The first seven volumes in the series feature a wide range of talent from Japan, Spain, Italy, Israel, USA and Scotland. The results, in other words, are mixed. Day by Day, Ori Gersht and Tracy Ferguson's photo-documentation of their relationship, strays into mere fashion photography, if not total narcissism. Atsuhide Ito's Dear Thank You Yours Sincerely, a series of the artist's rejection letters from galleries, is amusing though not particularly original.

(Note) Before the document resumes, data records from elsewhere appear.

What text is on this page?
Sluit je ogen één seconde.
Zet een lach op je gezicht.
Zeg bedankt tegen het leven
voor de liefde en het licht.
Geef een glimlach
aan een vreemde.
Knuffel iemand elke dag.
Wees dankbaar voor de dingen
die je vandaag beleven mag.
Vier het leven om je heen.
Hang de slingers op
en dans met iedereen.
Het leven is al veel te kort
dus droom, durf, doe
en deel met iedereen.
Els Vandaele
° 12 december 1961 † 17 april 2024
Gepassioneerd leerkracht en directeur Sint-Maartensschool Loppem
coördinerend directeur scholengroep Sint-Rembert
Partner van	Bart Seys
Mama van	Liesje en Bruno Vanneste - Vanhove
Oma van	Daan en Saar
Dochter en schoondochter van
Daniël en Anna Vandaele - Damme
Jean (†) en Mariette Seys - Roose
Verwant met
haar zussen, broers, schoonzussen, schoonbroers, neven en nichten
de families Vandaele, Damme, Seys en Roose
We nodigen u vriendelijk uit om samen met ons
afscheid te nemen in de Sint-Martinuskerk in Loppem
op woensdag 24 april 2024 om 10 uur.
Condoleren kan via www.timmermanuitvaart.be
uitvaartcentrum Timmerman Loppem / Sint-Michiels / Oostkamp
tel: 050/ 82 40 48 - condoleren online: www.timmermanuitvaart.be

Among the smarter books, Paul McDevitt's Lost Weekend, 274 whimsical drawings (a man with a megaphone shouting into a satellite dish, a bouquet of flowers blooming out a man's ass) done while locked for days in his bare white studio, is part Mike Kelley, part Gary Larson. And Power Smile, two German teenagers' unsettling photo collection of U.S. senators frozen in face-splitting grins is a subtle examination of the relationship between the physicality of the human face and dynamics of political power.


Upcoming releases will draw work from Finland, Sri Lanka, South Africa and Ukraine. The current series ($8 each, $59 for collection) is available at the Museum of Contemporary Art, the Los Angeles County Museum of Art, the Santa Monica Museum of Contemporary Art, the Diesel store in the Beverly Center, and at www.pocko.com.